Monday, 28 March 2022

Do Poor Countries Develop Rich Countries?

The story is told that the rich nations of the OECD give generously of their wealth to the poorer nations of the global south. This is to help them eradicate poverty and push them up the development ladder. During colonialism western powers may have enriched themselves by extracting resources and slave labour from their colonies. These days, they give more than $125bn (£102bn) in aid each year – solid evidence of their benevolent goodwill. That’s the story.


Source:https://www.gfmag.com

The US-based Global Financial Integrity (GFI) and the Centre for Applied Research at the Norwegian School of Economics recently published some fascinating data. What they discovered is that the flow of money from rich countries to poor countries pales in comparison to the flow that runs in the other direction.

In 2012, the last year of recorded data, developing countries received a total of $1.3tn, including all aid, investment, and income from abroad. But that same year some $3.3tn flowed out of them. In other words, developing countries sent $2tn more to the rest of the world than they received. Since 1980, these net outflows add up to $16.3tn – that’s how much money has been drained out of the global south over the past few decades. To get a sense for the scale of this, $16.3tn is is nearly close to the GDP of the United States

What this means is that the usual development narrative has it backwards. Aid is effectively flowing in reverse. Rich countries aren’t developing poor countries; poor countries are developing rich ones.

What do these large outflows consist of? Developing countries have forked out over $4.2tn in interest payments alone since 1980 – a direct cash transfer to big banks in New York and London, on a scale that dwarfs the aid that they received during the same period.
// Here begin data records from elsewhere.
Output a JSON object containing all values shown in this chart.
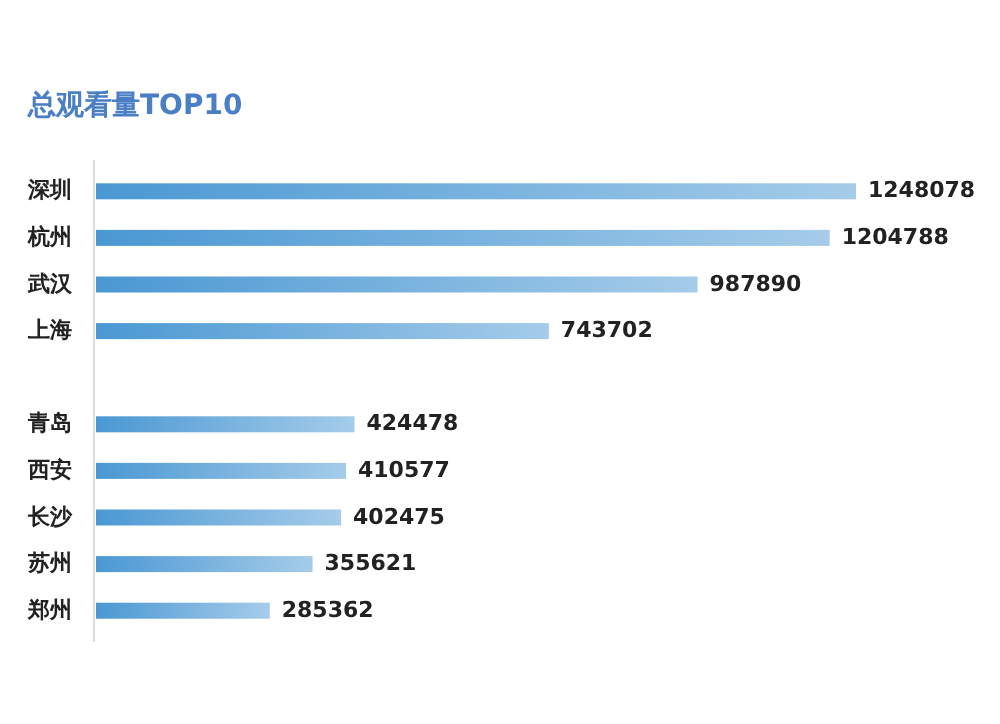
{
  "chart_data": {
    "type": "bar",
    "orientation": "horizontal",
    "title": "总观看量TOP10",
    "categories": [
      "深圳",
      "杭州",
      "武汉",
      "上海",
      null,
      "青岛",
      "西安",
      "长沙",
      "苏州",
      "郑州"
    ],
    "values": [
      1248078,
      1204788,
      987890,
      743702,
      null,
      424478,
      410577,
      402475,
      355621,
      285362
    ],
    "color": "#4a98d3",
    "data_labels": true
  }
}
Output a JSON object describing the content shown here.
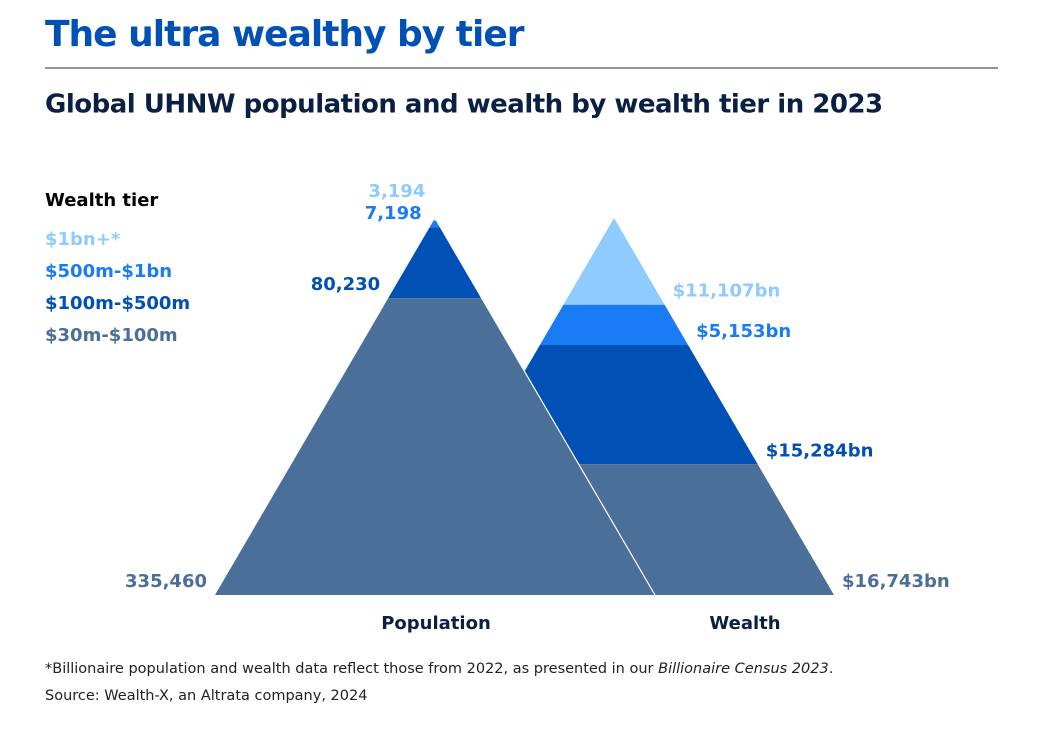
{
  "chart_data": {
    "type": "pyramid",
    "title": "The ultra wealthy by tier",
    "subtitle": "Global UHNW population and wealth by wealth tier in 2023",
    "legend_title": "Wealth tier",
    "categories": [
      "$1bn+*",
      "$500m-$1bn",
      "$100m-$500m",
      "$30m-$100m"
    ],
    "colors": [
      "#8fcbff",
      "#1a7cf5",
      "#0050b5",
      "#4a6f99"
    ],
    "series": [
      {
        "name": "Population",
        "values": [
          3194,
          7198,
          80230,
          335460
        ],
        "value_labels": [
          "3,194",
          "7,198",
          "80,230",
          "335,460"
        ]
      },
      {
        "name": "Wealth",
        "values": [
          11107,
          5153,
          15284,
          16743
        ],
        "value_labels": [
          "$11,107bn",
          "$5,153bn",
          "$15,284bn",
          "$16,743bn"
        ]
      }
    ],
    "footnote": [
      "*Billionaire population and wealth data reflect those from 2022, as presented in our ",
      "Billionaire Census 2023",
      "."
    ],
    "source": "Source: Wealth-X, an Altrata company, 2024"
  }
}
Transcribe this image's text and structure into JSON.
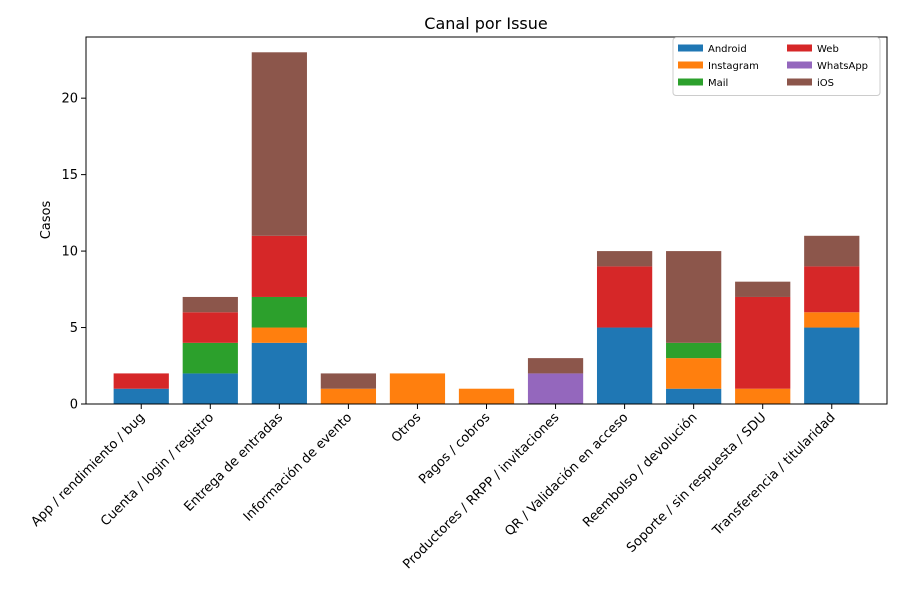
{
  "chart_data": {
    "type": "bar",
    "stacked": true,
    "title": "Canal por Issue",
    "xlabel": "",
    "ylabel": "Casos",
    "ylim": [
      0,
      24
    ],
    "yticks": [
      0,
      5,
      10,
      15,
      20
    ],
    "grid": false,
    "legend_position": "top-right",
    "legend_columns": 2,
    "categories": [
      "App / rendimiento / bug",
      "Cuenta / login / registro",
      "Entrega de entradas",
      "Información de evento",
      "Otros",
      "Pagos / cobros",
      "Productores / RRPP / invitaciones",
      "QR / Validación en acceso",
      "Reembolso / devolución",
      "Soporte / sin respuesta / SDU",
      "Transferencia / titularidad"
    ],
    "series": [
      {
        "name": "Android",
        "color": "#1f77b4",
        "values": [
          1,
          2,
          4,
          0,
          0,
          0,
          0,
          5,
          1,
          0,
          5
        ]
      },
      {
        "name": "Instagram",
        "color": "#ff7f0e",
        "values": [
          0,
          0,
          1,
          1,
          2,
          1,
          0,
          0,
          2,
          1,
          1
        ]
      },
      {
        "name": "Mail",
        "color": "#2ca02c",
        "values": [
          0,
          2,
          2,
          0,
          0,
          0,
          0,
          0,
          1,
          0,
          0
        ]
      },
      {
        "name": "Web",
        "color": "#d62728",
        "values": [
          1,
          2,
          4,
          0,
          0,
          0,
          0,
          4,
          0,
          6,
          3
        ]
      },
      {
        "name": "WhatsApp",
        "color": "#9467bd",
        "values": [
          0,
          0,
          0,
          0,
          0,
          0,
          2,
          0,
          0,
          0,
          0
        ]
      },
      {
        "name": "iOS",
        "color": "#8c564b",
        "values": [
          0,
          1,
          12,
          1,
          0,
          0,
          1,
          1,
          6,
          1,
          2
        ]
      }
    ]
  }
}
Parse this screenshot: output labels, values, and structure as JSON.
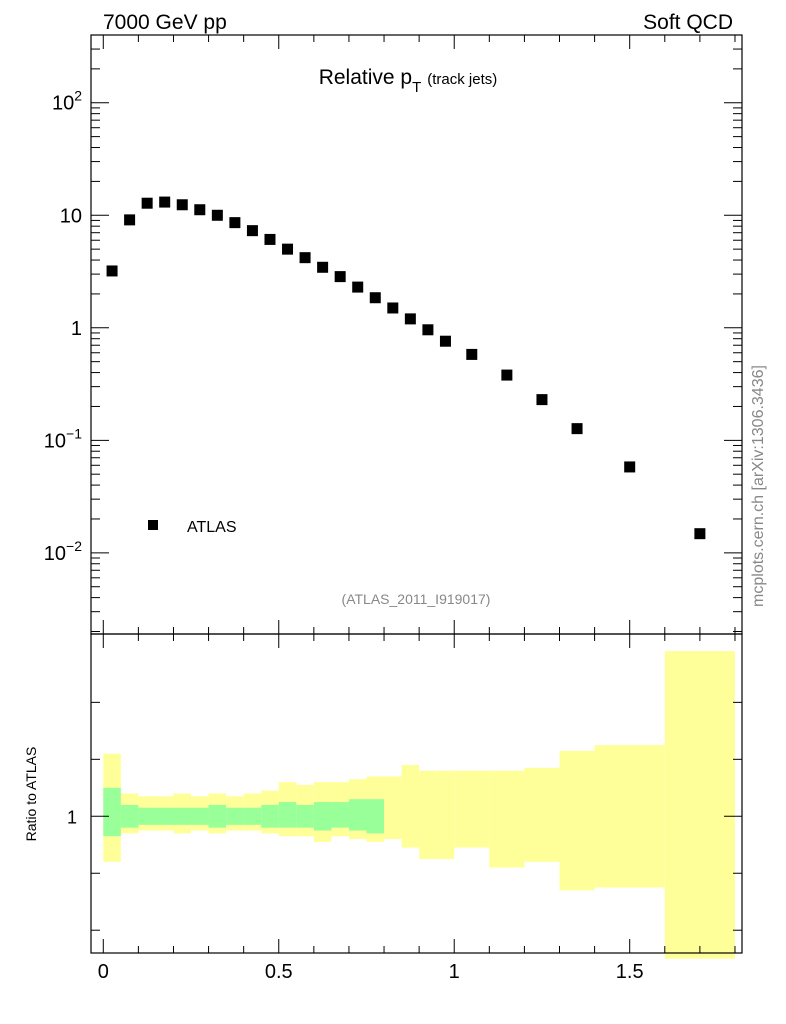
{
  "header": {
    "left": "7000 GeV pp",
    "right": "Soft QCD",
    "side": "mcplots.cern.ch [arXiv:1306.3436]"
  },
  "chart_data": [
    {
      "type": "scatter",
      "title": "Relative p",
      "title_sub": "T",
      "title_suffix": "(track jets)",
      "analysis_label": "(ATLAS_2011_I919017)",
      "yscale": "log",
      "xlim": [
        -0.035,
        1.82
      ],
      "ylim": [
        0.0019,
        400
      ],
      "yticks": [
        {
          "value": 100,
          "base": "10",
          "exp": "2"
        },
        {
          "value": 10,
          "base": "10",
          "exp": ""
        },
        {
          "value": 1,
          "base": "1",
          "exp": ""
        },
        {
          "value": 0.1,
          "base": "10",
          "exp": "−1"
        },
        {
          "value": 0.01,
          "base": "10",
          "exp": "−2"
        }
      ],
      "legend": {
        "position": "bottom-left",
        "label": "ATLAS"
      },
      "series": [
        {
          "name": "ATLAS",
          "color": "#000000",
          "x": [
            0.025,
            0.075,
            0.125,
            0.175,
            0.225,
            0.275,
            0.325,
            0.375,
            0.425,
            0.475,
            0.525,
            0.575,
            0.625,
            0.675,
            0.725,
            0.775,
            0.825,
            0.875,
            0.925,
            0.975,
            1.05,
            1.15,
            1.25,
            1.35,
            1.5,
            1.7
          ],
          "y": [
            3.2,
            9.1,
            12.8,
            13.1,
            12.4,
            11.2,
            10.0,
            8.6,
            7.3,
            6.1,
            5.0,
            4.2,
            3.45,
            2.85,
            2.3,
            1.85,
            1.5,
            1.2,
            0.96,
            0.76,
            0.58,
            0.38,
            0.23,
            0.127,
            0.058,
            0.0148
          ]
        }
      ]
    },
    {
      "type": "area",
      "ylabel": "Ratio to ATLAS",
      "xlim": [
        -0.035,
        1.82
      ],
      "ylim": [
        0.76,
        1.32
      ],
      "yticks": [
        {
          "value": 1,
          "label": "1"
        }
      ],
      "xticks": [
        {
          "value": 0,
          "label": "0"
        },
        {
          "value": 0.5,
          "label": "0.5"
        },
        {
          "value": 1,
          "label": "1"
        },
        {
          "value": 1.5,
          "label": "1.5"
        }
      ],
      "bands": [
        {
          "color": "#ffff99",
          "bins": [
            [
              0.0,
              0.05,
              0.92,
              1.11
            ],
            [
              0.05,
              0.1,
              0.97,
              1.04
            ],
            [
              0.1,
              0.15,
              0.975,
              1.035
            ],
            [
              0.15,
              0.2,
              0.975,
              1.035
            ],
            [
              0.2,
              0.25,
              0.97,
              1.04
            ],
            [
              0.25,
              0.3,
              0.975,
              1.035
            ],
            [
              0.3,
              0.35,
              0.97,
              1.04
            ],
            [
              0.35,
              0.4,
              0.975,
              1.035
            ],
            [
              0.4,
              0.45,
              0.975,
              1.04
            ],
            [
              0.45,
              0.5,
              0.97,
              1.045
            ],
            [
              0.5,
              0.55,
              0.965,
              1.06
            ],
            [
              0.55,
              0.6,
              0.965,
              1.055
            ],
            [
              0.6,
              0.65,
              0.955,
              1.06
            ],
            [
              0.65,
              0.7,
              0.965,
              1.06
            ],
            [
              0.7,
              0.75,
              0.96,
              1.065
            ],
            [
              0.75,
              0.8,
              0.955,
              1.07
            ],
            [
              0.8,
              0.85,
              0.96,
              1.07
            ],
            [
              0.85,
              0.9,
              0.945,
              1.09
            ],
            [
              0.9,
              0.95,
              0.925,
              1.08
            ],
            [
              0.95,
              1.0,
              0.925,
              1.08
            ],
            [
              1.0,
              1.1,
              0.945,
              1.08
            ],
            [
              1.1,
              1.2,
              0.91,
              1.08
            ],
            [
              1.2,
              1.3,
              0.92,
              1.085
            ],
            [
              1.3,
              1.4,
              0.87,
              1.115
            ],
            [
              1.4,
              1.6,
              0.875,
              1.125
            ],
            [
              1.6,
              1.8,
              0.75,
              1.29
            ]
          ]
        },
        {
          "color": "#99ff99",
          "bins": [
            [
              0.0,
              0.05,
              0.965,
              1.05
            ],
            [
              0.05,
              0.1,
              0.98,
              1.02
            ],
            [
              0.1,
              0.15,
              0.985,
              1.015
            ],
            [
              0.15,
              0.2,
              0.985,
              1.015
            ],
            [
              0.2,
              0.25,
              0.985,
              1.015
            ],
            [
              0.25,
              0.3,
              0.985,
              1.015
            ],
            [
              0.3,
              0.35,
              0.98,
              1.02
            ],
            [
              0.35,
              0.4,
              0.985,
              1.015
            ],
            [
              0.4,
              0.45,
              0.985,
              1.015
            ],
            [
              0.45,
              0.5,
              0.98,
              1.02
            ],
            [
              0.5,
              0.55,
              0.98,
              1.025
            ],
            [
              0.55,
              0.6,
              0.98,
              1.02
            ],
            [
              0.6,
              0.65,
              0.975,
              1.025
            ],
            [
              0.65,
              0.7,
              0.98,
              1.025
            ],
            [
              0.7,
              0.75,
              0.975,
              1.03
            ],
            [
              0.75,
              0.8,
              0.97,
              1.03
            ]
          ]
        }
      ]
    }
  ]
}
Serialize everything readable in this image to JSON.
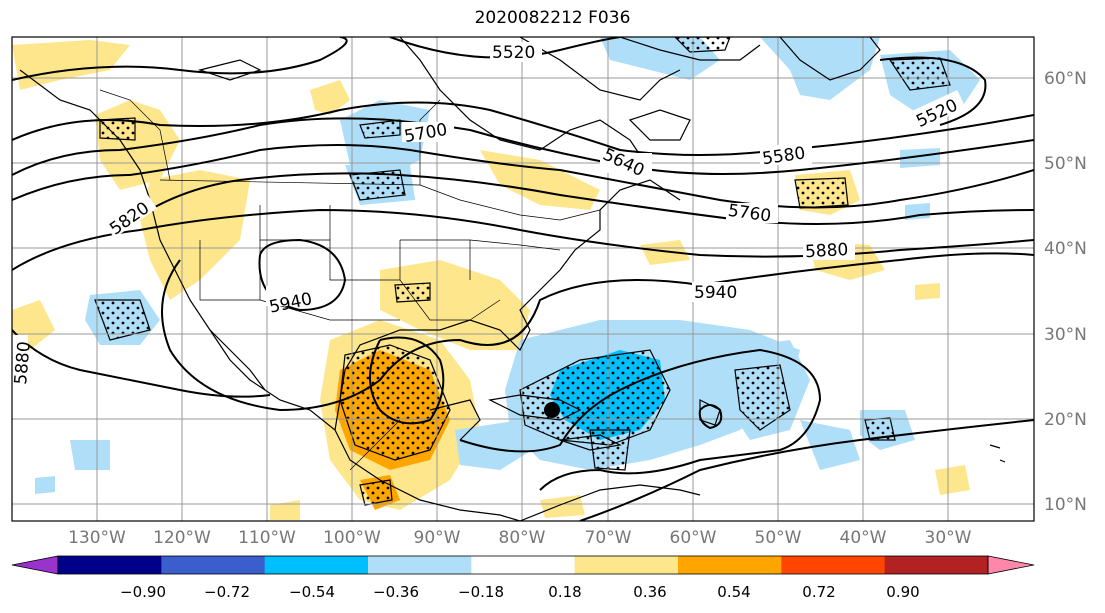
{
  "title": "2020082212 F036",
  "lat_labels": [
    "60°N",
    "50°N",
    "40°N",
    "30°N",
    "20°N",
    "10°N"
  ],
  "lon_labels": [
    "130°W",
    "120°W",
    "110°W",
    "100°W",
    "90°W",
    "80°W",
    "70°W",
    "60°W",
    "50°W",
    "40°W",
    "30°W"
  ],
  "contour_labels": [
    "5520",
    "5520",
    "5580",
    "5640",
    "5700",
    "5760",
    "5820",
    "5880",
    "5880",
    "5940",
    "5940"
  ],
  "colorbar": {
    "ticks": [
      "−0.90",
      "−0.72",
      "−0.54",
      "−0.36",
      "−0.18",
      "0.18",
      "0.36",
      "0.54",
      "0.72",
      "0.90"
    ],
    "colors": [
      "#9a32cd",
      "#00008b",
      "#3a5fcd",
      "#00bfff",
      "#afdff8",
      "#ffffff",
      "#fde68c",
      "#ffa500",
      "#ff4500",
      "#b22222",
      "#ff88aa"
    ]
  },
  "marker": "storm-center-dot"
}
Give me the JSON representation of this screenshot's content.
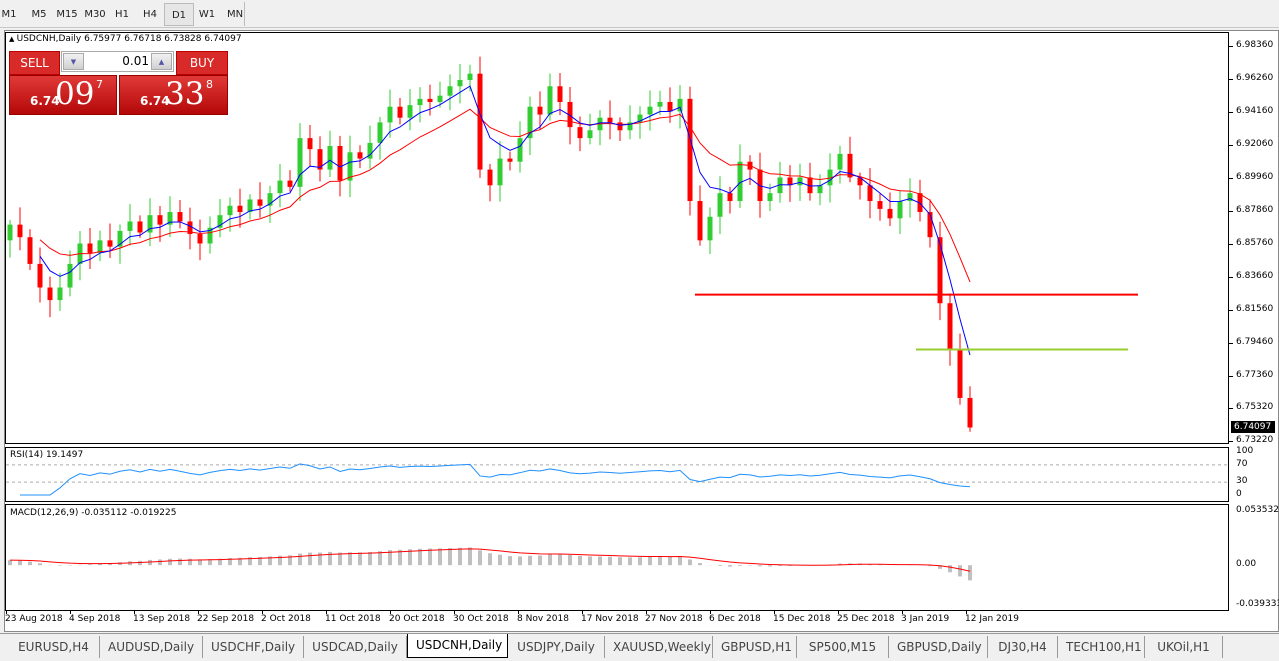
{
  "toolbar": {
    "timeframes": [
      "M1",
      "M5",
      "M15",
      "M30",
      "H1",
      "H4",
      "D1",
      "W1",
      "MN"
    ],
    "active": "D1"
  },
  "chart": {
    "header": "USDCNH,Daily  6.75977 6.76718 6.73828 6.74097",
    "symbol": "USDCNH",
    "period": "Daily",
    "trade_panel": {
      "sell_label": "SELL",
      "buy_label": "BUY",
      "lot": "0.01",
      "sell_price": {
        "prefix": "6.74",
        "big": "09",
        "sup": "7"
      },
      "buy_price": {
        "prefix": "6.74",
        "big": "33",
        "sup": "8"
      }
    },
    "last_price": "6.74097",
    "colors": {
      "bull": "#32cd32",
      "bear": "#ff0000",
      "ma_fast": "#0000ff",
      "ma_slow": "#ff0000",
      "rsi": "#1e90ff",
      "macd_hist": "#c0c0c0",
      "macd_signal": "#ff0000",
      "hline_1": "#ff0000",
      "hline_2": "#9acd32"
    }
  },
  "chart_data": {
    "type": "candlestick",
    "price_axis": [
      "6.98360",
      "6.96260",
      "6.94160",
      "6.92060",
      "6.89960",
      "6.87860",
      "6.85760",
      "6.83660",
      "6.81560",
      "6.79460",
      "6.77360",
      "6.75320",
      "6.73220"
    ],
    "ylim": [
      6.7322,
      6.9836
    ],
    "last_candle": {
      "open": 6.75977,
      "high": 6.76718,
      "low": 6.73828,
      "close": 6.74097
    },
    "close": [
      6.87,
      6.862,
      6.845,
      6.83,
      6.822,
      6.83,
      6.845,
      6.858,
      6.852,
      6.86,
      6.856,
      6.866,
      6.872,
      6.865,
      6.876,
      6.87,
      6.878,
      6.872,
      6.864,
      6.858,
      6.868,
      6.876,
      6.882,
      6.878,
      6.886,
      6.882,
      6.89,
      6.898,
      6.894,
      6.925,
      6.918,
      6.905,
      6.92,
      6.898,
      6.916,
      6.912,
      6.922,
      6.935,
      6.945,
      6.938,
      6.946,
      6.95,
      6.948,
      6.952,
      6.958,
      6.962,
      6.966,
      6.905,
      6.895,
      6.912,
      6.91,
      6.925,
      6.945,
      6.94,
      6.958,
      6.948,
      6.932,
      6.925,
      6.93,
      6.938,
      6.935,
      6.93,
      6.935,
      6.94,
      6.945,
      6.948,
      6.942,
      6.95,
      6.885,
      6.86,
      6.875,
      6.89,
      6.885,
      6.91,
      6.905,
      6.885,
      6.89,
      6.9,
      6.895,
      6.9,
      6.89,
      6.895,
      6.905,
      6.915,
      6.9,
      6.895,
      6.885,
      6.88,
      6.874,
      6.885,
      6.89,
      6.878,
      6.862,
      6.82,
      6.79,
      6.75977,
      6.74097
    ],
    "horizontal_lines": [
      6.8255,
      6.7906
    ],
    "date_labels": [
      "23 Aug 2018",
      "4 Sep 2018",
      "13 Sep 2018",
      "22 Sep 2018",
      "2 Oct 2018",
      "11 Oct 2018",
      "20 Oct 2018",
      "30 Oct 2018",
      "8 Nov 2018",
      "17 Nov 2018",
      "27 Nov 2018",
      "6 Dec 2018",
      "15 Dec 2018",
      "25 Dec 2018",
      "3 Jan 2019",
      "12 Jan 2019"
    ],
    "rsi": {
      "label": "RSI(14) 19.1497",
      "levels": [
        "100",
        "70",
        "30",
        "0"
      ]
    },
    "macd": {
      "label": "MACD(12,26,9) -0.035112 -0.019225",
      "axis": [
        "0.053532",
        "0.00",
        "-0.039333"
      ],
      "range": [
        -0.039333,
        0.053532
      ]
    }
  },
  "tabs": [
    "EURUSD,H4",
    "AUDUSD,Daily",
    "USDCHF,Daily",
    "USDCAD,Daily",
    "USDCNH,Daily",
    "USDJPY,Daily",
    "XAUUSD,Weekly",
    "GBPUSD,H1",
    "SP500,M15",
    "GBPUSD,Daily",
    "DJ30,H4",
    "TECH100,H1",
    "UKOil,H1"
  ],
  "active_tab": "USDCNH,Daily"
}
Another big contributor is the income that foreigners make on their investments in developing countries and then repatriate back home. Think of all the profits that BP extracts from Nigeria’s oil reserves, for example, or that Anglo-American pulls out of South Africa’s gold mines.

But by far the biggest chunk of outflows has to do with unrecorded – and usually illicit – capital flight. GFI calculates that developing countries have lost a total of $13.4tn through unrecorded capital flight since 1980.

Multinational companies also “steal” money from developing countries through “same-invoice faking”, shifting profits illegally between their own subsidiaries by mutually faking trade invoice prices on both sides. For example, a subsidiary in Nigeria might dodge local taxes by shifting money to a related subsidiary in the British Virgin Islands, where the tax rate is effectively zero and where stolen funds can’t be traced.

Who is to blame for this disaster? Since illegal capital flight is such a big chunk of the problem, that’s a good place to start. Companies that lie on their trade invoices are clearly at fault; but why is it so easy for them to get away with it? In the past, customs officials could hold up transactions that looked dodgy, making it nearly impossible for anyone to cheat. But the World Trade Organisation claimed that this made trade inefficient, and since 1994 customs officials have been required to accept invoiced prices at face value except in very suspicious circumstances, making it difficult for them to seize illicit outflows.

Poor countries don’t need charity. They need justice. And justice is not difficult to deliver. But doing so would run up against the interests of powerful banks and corporations that extract significant material benefit from the existing system. The question is, does anyone have the courage?